This week at the midtown club Birland, named after famous saxophone player Charlie Parker, three outstanding musicians filled the room, which was covered in red carpet, with soothing and original melodies and sounds. On Friday night, the audience was shushing and faint sounds of silverware could be heard in between songs. But for the most part, listeners were very respectful of the musicians and their work.
Bass player Gary Peacock, pianist Mark Copland and drummer Joey Baron played standards such as “For Heaven’s Sake,” “Gloria’s Steps” or “Time remembered,” as well as original compositions. Friday night’s first set went by very fast because every tune was captivating. It looked and sounded like the musicians could not play a single wrong note. Also, they mixed their respective musical colors so well that it felt like they had played together since a young age – they connected rhythmically, melodically and sonically.
The trio started the evening with “Estate,” which Brazilian singer and guitar player Joao Gilberto is famous for. “Estate,” the right song to open the set with, was smooth and sophisticated and felt like a comfortable piece of clothing to put on.

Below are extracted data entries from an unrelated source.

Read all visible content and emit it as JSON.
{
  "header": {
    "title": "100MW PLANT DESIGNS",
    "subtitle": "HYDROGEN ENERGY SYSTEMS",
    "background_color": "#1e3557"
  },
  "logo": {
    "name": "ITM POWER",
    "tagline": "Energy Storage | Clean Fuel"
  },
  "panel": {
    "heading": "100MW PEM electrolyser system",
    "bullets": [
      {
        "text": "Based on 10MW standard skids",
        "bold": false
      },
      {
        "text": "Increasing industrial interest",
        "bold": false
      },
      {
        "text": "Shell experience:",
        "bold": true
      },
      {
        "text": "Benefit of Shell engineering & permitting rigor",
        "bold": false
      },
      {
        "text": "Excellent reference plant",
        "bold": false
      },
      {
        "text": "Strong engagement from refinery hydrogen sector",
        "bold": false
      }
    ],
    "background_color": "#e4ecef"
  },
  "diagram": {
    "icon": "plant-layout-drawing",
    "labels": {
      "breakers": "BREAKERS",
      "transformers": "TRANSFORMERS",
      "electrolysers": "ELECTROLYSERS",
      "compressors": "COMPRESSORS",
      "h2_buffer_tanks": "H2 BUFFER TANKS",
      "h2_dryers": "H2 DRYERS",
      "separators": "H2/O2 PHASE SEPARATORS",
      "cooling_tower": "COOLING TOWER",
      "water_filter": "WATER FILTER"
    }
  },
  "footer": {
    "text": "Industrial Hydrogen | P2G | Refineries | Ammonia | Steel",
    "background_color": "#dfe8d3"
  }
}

The trio also played “Moor,” an original composition by Peacock, who has played and recorded with world-renown pianists Keith Jarrett (with whom he still plays) and Bill Evans. “Moor” was an experimentation with the drums: instead of using his sticks, Joey Baron used the drums as percussions.
One of the most memorable aspects of the performance may have been Gary Peacock’s sound, which is uniquely warm and generous. This is probably due to years of practice, but maybe, too, to the musician’s practice of zen philosophy. He said the first thing he does when he wakes up is just sit and do nothing.